When I was pregnant, I was prepared to take on board the advice of books and family - after all, they had experience of babies and I did not (I had hardly held a baby before the Cave Baby was born). Looking back on this advice, it was overwhelming concerned with not spoiling the baby: a baby must be put down at every opportunity; a baby must not be picked up just because it cries; a baby should not be comforted by the breast unless it is hungry. Oh my god. What is all that about? How did we veer so far away from meeting the needs of an actual human animal baby? A newborn baby is a machine for survival and it tells you exactly what it needs - all you have to do is listen, and act. Crying is a pretty distressing thing for parents and it doesn't look much fun for babies either so I think we can safely assume a baby cries because it needs something. Note the word needs.

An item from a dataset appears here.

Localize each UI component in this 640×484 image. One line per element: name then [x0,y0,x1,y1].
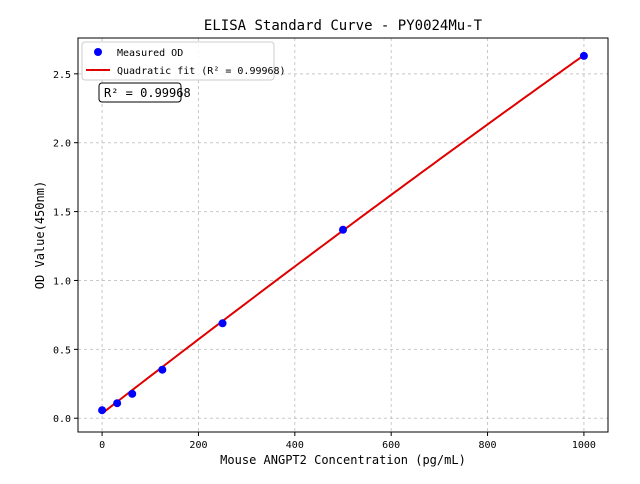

I feel ashamed of the times I denied the breast to my crying baby because I thought she wasn't hungry. I feel angry about the time I was told the baby was "wrapping us around its little finger" because we picked her up out of the pram when she cried. What would a cavewoman do if her baby cried? She would instinctively try to meet its needs, to stop the crying. Did she worry about carrying it too much? I don't think so - she was probably more concerned with keeping it safe from danger (perhaps this is why babies expect to be carried so much). Did those babies grow up to be clingy and overly dependent? Well the human race did succeed in colonising almost the entire planet, so I guess some of them must have struck out on their own eventually.
Thank goodness I learnt to trust my own instincts.